The solution is literally very cool
Jan Huebinger in the group of Philippe Bastiaens has now developed a technology to arrest molecular activity patterns during observation of their dynamics in living cells at any time point of interest within milliseconds directly on the fluorescence microscope. By this, both fundamental problems of motional blur and photodestruction can be bypassed at the same time.
The arrest is done by extremely fast cooling to temperatures that are so cold (-196 °C), that the molecular movement is virtually stopped. The arrest had to be very fast for two reasons. First, the energized microscopic patterns that define living cells disintegrate into the dead state if the arrest is too slow. Second, the speed of the arrest had to be faster than the process of ice formation, which would destroy the cells. This can also be observed on a larger scale, e.g., when tomatoes become very mushy after freezing. Ice formation happens extremely fast in the critical range between 0 °C and -136 °C. However, non-intuitively, at very low temperatures (below -136 °C) ice crystals can actually not form any more, because the motion of water molecules is also virtually stopped. This means literally, that cooling had to be faster than 100,000 °C per second. The researchers have mastered this technical challenge by developing an ultrarapid cooling device that is integrated with a microscope where the cold of liquid nitrogen (-196 °C) is accelerated under high pressure onto a diamond. The same diamond also holds the sample containing the cells on its opposing side. The high pressure burst in combination with exceptional heat conductance of the diamond allowed to achieve the necessary high cooling rates to arrest cells at -196 °C in their native configuration. This not only solved the problem of motional blur but also stop photochemical destruction. This opens up the possibility of virtually infinite exposure, highlighting molecular patterns that are otherwise obscured in the noise.
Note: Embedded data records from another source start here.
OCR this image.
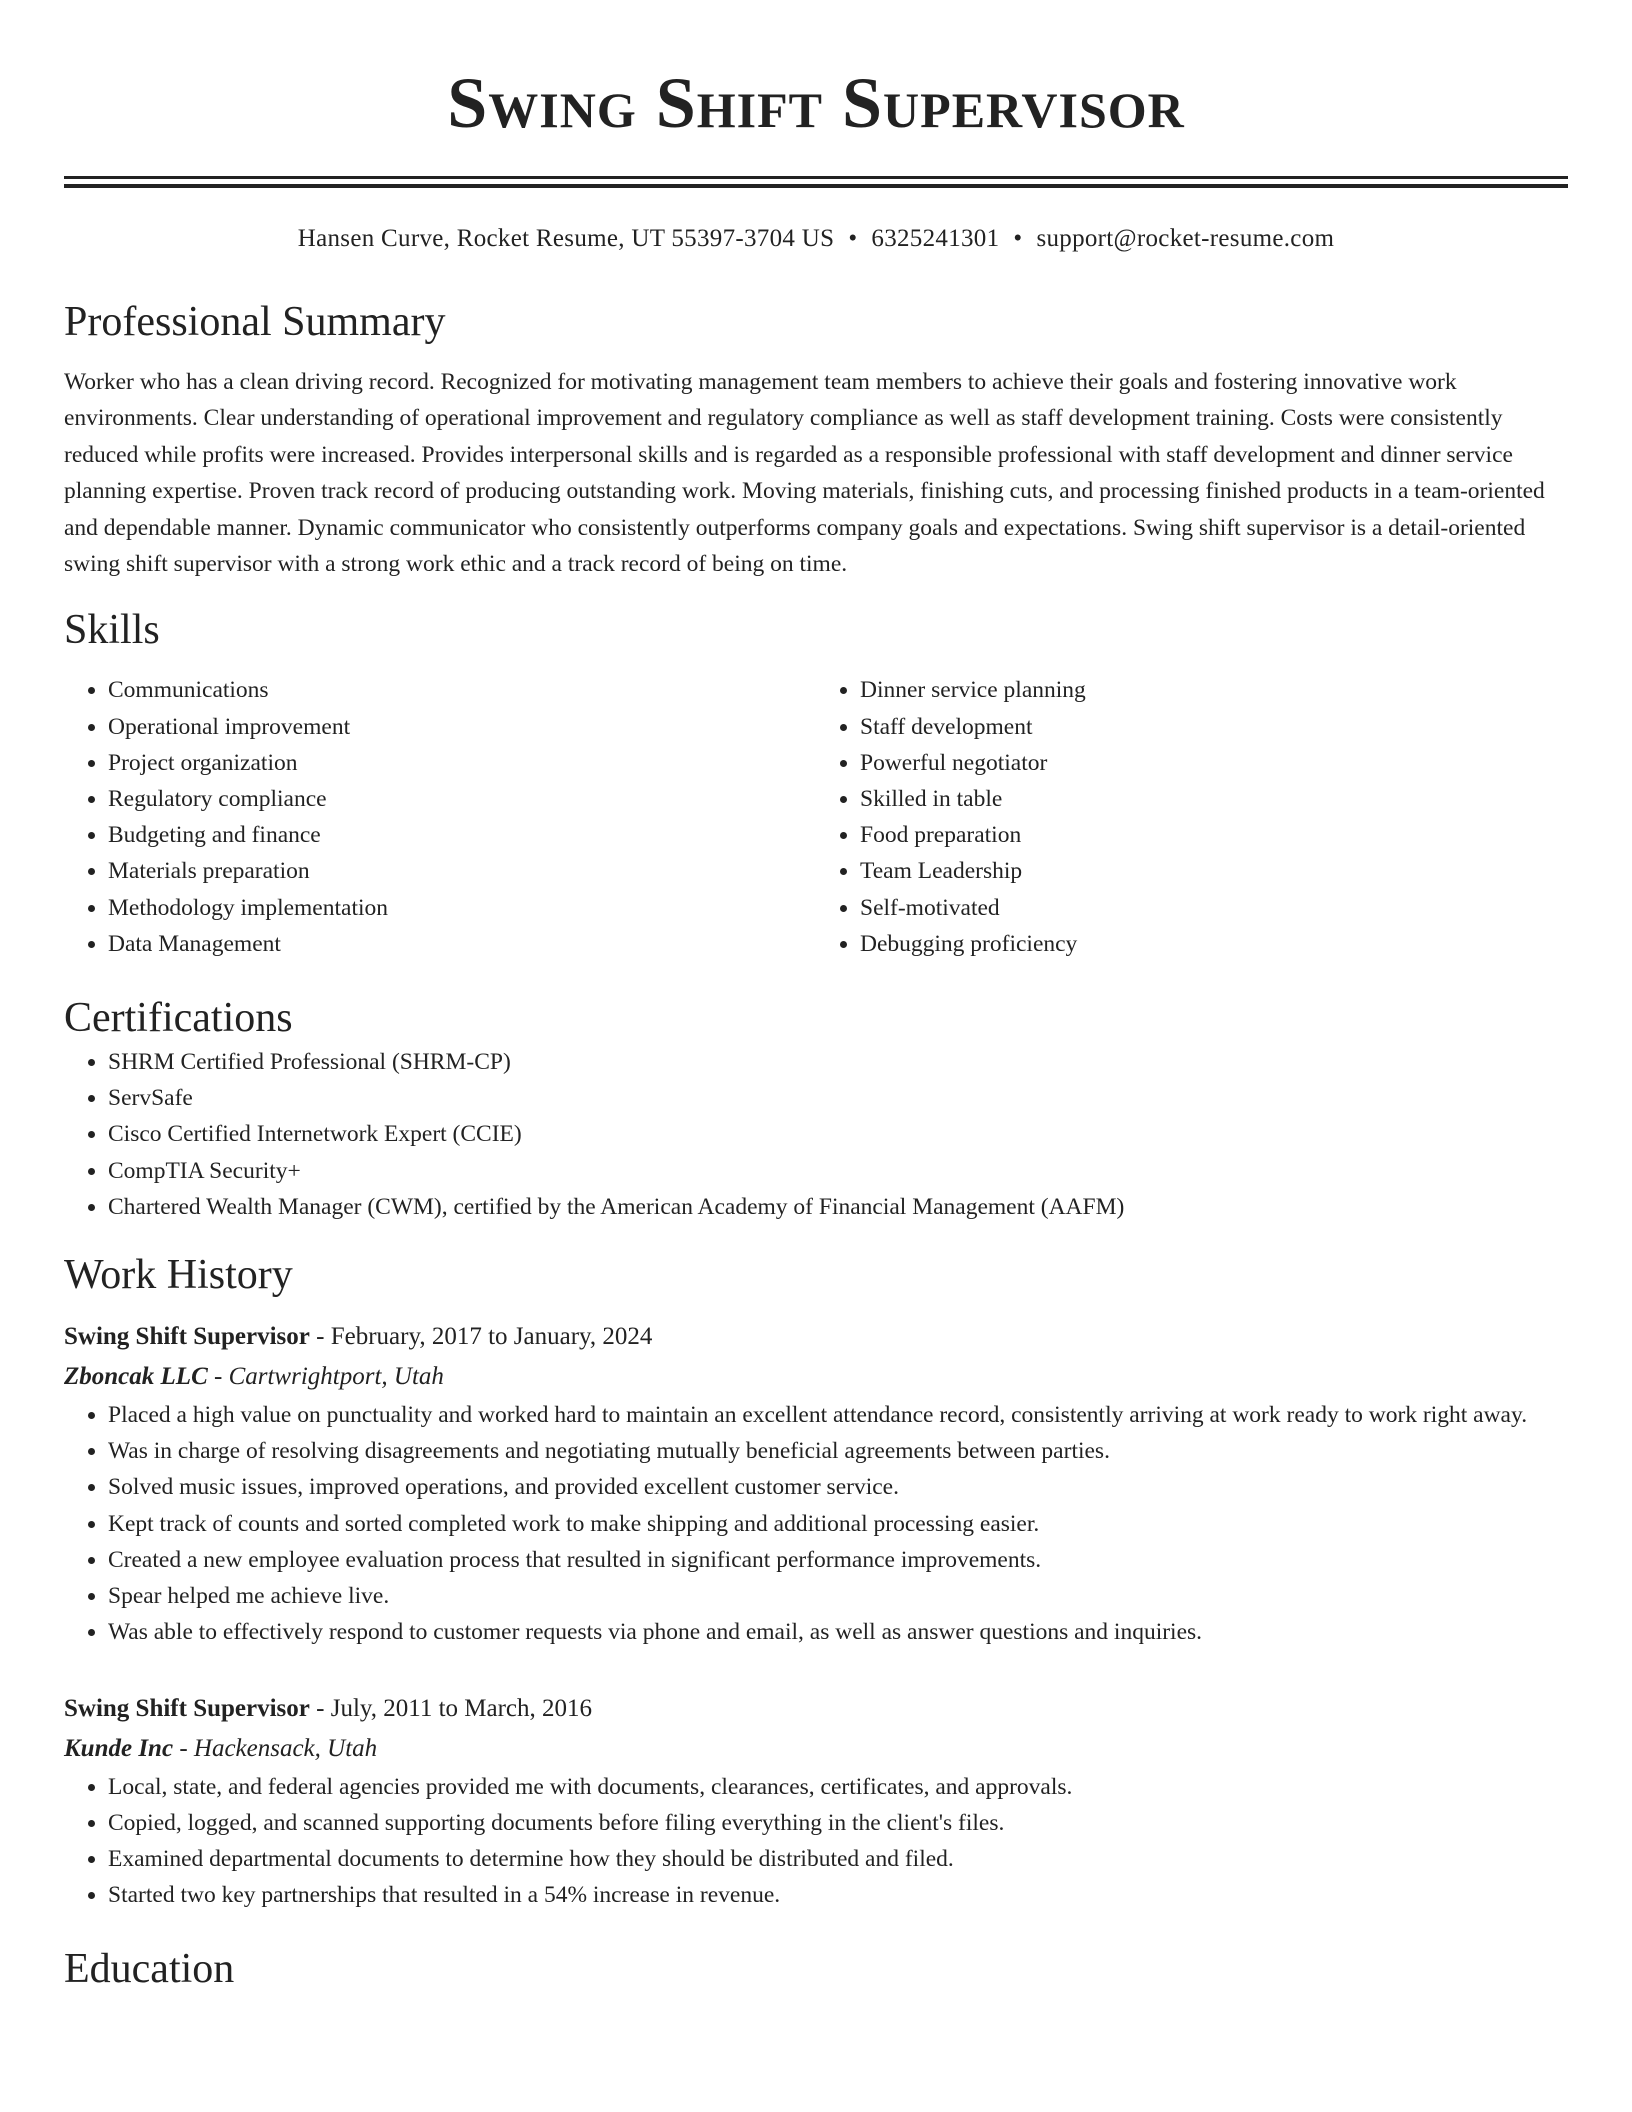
Swing Shift Supervisor
Hansen Curve, Rocket Resume, UT 55397-3704 US • 6325241301 • support@rocket-resume.com
Professional Summary

Worker who has a clean driving record. Recognized for motivating management team members to achieve their goals and fostering innovative work environments. Clear understanding of operational improvement and regulatory compliance as well as staff development training. Costs were consistently reduced while profits were increased. Provides interpersonal skills and is regarded as a responsible professional with staff development and dinner service planning expertise. Proven track record of producing outstanding work. Moving materials, finishing cuts, and processing finished products in a team-oriented and dependable manner. Dynamic communicator who consistently outperforms company goals and expectations. Swing shift supervisor is a detail-oriented swing shift supervisor with a strong work ethic and a track record of being on time.

Skills
• Communications
• Operational improvement
• Project organization
• Regulatory compliance
• Budgeting and finance
• Materials preparation
• Methodology implementation
• Data Management
• Dinner service planning
• Staff development
• Powerful negotiator
• Skilled in table
• Food preparation
• Team Leadership
• Self-motivated
• Debugging proficiency
Certifications
• SHRM Certified Professional (SHRM-CP)
• ServSafe
• Cisco Certified Internetwork Expert (CCIE)
• CompTIA Security+
• Chartered Wealth Manager (CWM), certified by the American Academy of Financial Management (AAFM)
Work History
Swing Shift Supervisor - February, 2017 to January, 2024
Zboncak LLC - Cartwrightport, Utah
• Placed a high value on punctuality and worked hard to maintain an excellent attendance record, consistently arriving at work ready to work right away.
• Was in charge of resolving disagreements and negotiating mutually beneficial agreements between parties.
• Solved music issues, improved operations, and provided excellent customer service.
• Kept track of counts and sorted completed work to make shipping and additional processing easier.
• Created a new employee evaluation process that resulted in significant performance improvements.
• Spear helped me achieve live.
• Was able to effectively respond to customer requests via phone and email, as well as answer questions and inquiries.
Swing Shift Supervisor - July, 2011 to March, 2016
Kunde Inc - Hackensack, Utah
• Local, state, and federal agencies provided me with documents, clearances, certificates, and approvals.
• Copied, logged, and scanned supporting documents before filing everything in the client's files.
• Examined departmental documents to determine how they should be distributed and filed.
• Started two key partnerships that resulted in a 54% increase in revenue.
Education
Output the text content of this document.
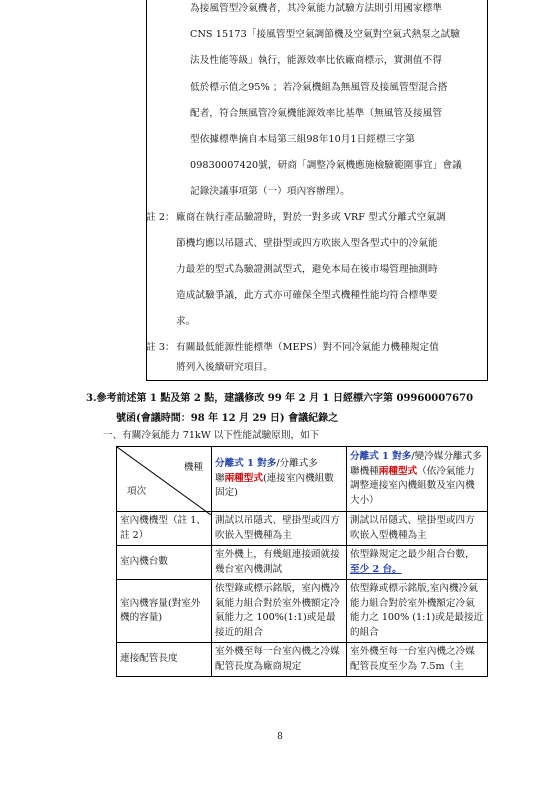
為接風管型冷氣機者，其冷氣能力試驗方法則引用國家標準
CNS 15173「接風管型空氣調節機及空氣對空氣式熱泵之試驗
法及性能等級」執行，能源效率比依廠商標示，實測值不得
低於標示值之95% ；若冷氣機組為無風管及接風管型混合搭
配者，符合無風管冷氣機能源效率比基準（無風管及接風管
型依據標準摘自本局第三組98年10月1日經標三字第
09830007420號，研商「調整冷氣機應施檢驗範圍事宜」會議
記錄決議事項第（一）項內容辦理）。
註 2： 廠商在執行產品驗證時，對於一對多或 VRF 型式分離式空氣調
節機均應以吊隱式、壁掛型或四方吹嵌入型各型式中的冷氣能
力最差的型式為驗證測試型式，避免本局在後市場管理抽測時
造成試驗爭議，此方式亦可確保全型式機種性能均符合標準要
求。
註 3： 有關最低能源性能標準（MEPS）對不同冷氣能力機種規定值
將列入後續研究項目。
3.參考前述第 1 點及第 2 點，建議修改 99 年 2 月 1 日經標六字第 09960007670
號函(會議時間：98 年 12 月 29 日) 會議紀錄之
一、有關冷氣能力 71kW 以下性能試驗原則，如下
機種
項次	分離式 1 對多/分離式多
聯兩種型式(連接室內機組數固定)	分離式 1 對多/變冷媒分離式多聯機種兩種型式（依冷氣能力調整連接室內機組數及室內機大小）
室內機機型（註 1、註 2）	測試以吊隱式、壁掛型或四方吹嵌入型機種為主	測試以吊隱式、壁掛型或四方吹嵌入型機種為主
室內機台數	室外機上，有幾組連接頭就接幾台室內機測試	依型錄規定之最少組合台數，至少 2 台。
室內機容量(對室外機的容量)	依型錄或標示銘版，室內機冷氣能力組合對於室外機額定冷氣能力之 100%(1:1)或是最接近的組合	依型錄或標示銘版,室內機冷氣能力組合對於室外機額定冷氣能力之 100% (1:1)或是最接近的組合
連接配管長度	室外機至每一台室內機之冷媒配管長度為廠商規定	室外機至每一台室內機之冷媒配管長度至少為 7.5m（主
8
Making the invisible, visible
Ultrarapid cryo-arrest allowed the use of normally destructive high laser powers to analyze native molecular patterns at tens-of-nanometer resolutions that were otherwise invisible. What is more, because of the absence of photodestruction at -196 °C, the same arrested cells could be observed by different microscopy modalities to measure patterns from the molecular to the cellular scale. This new technology thereby led to the discovery of nanoscopic co-organization of an oncoprotein and a tumor suppressor protein that safeguards cells from exhibiting malignant behavior. “This is an enabling step for fluorescence microscopy, especially the combination of super-resolution microscopy and microspectroscopy that allow the mapping of molecular reactions in cells at multiple scales. It will change the way we observe molecular organization and reaction patterns in cells and therefore provide more insight in the self-organizing capabilities of living matter,” says Bastiaens.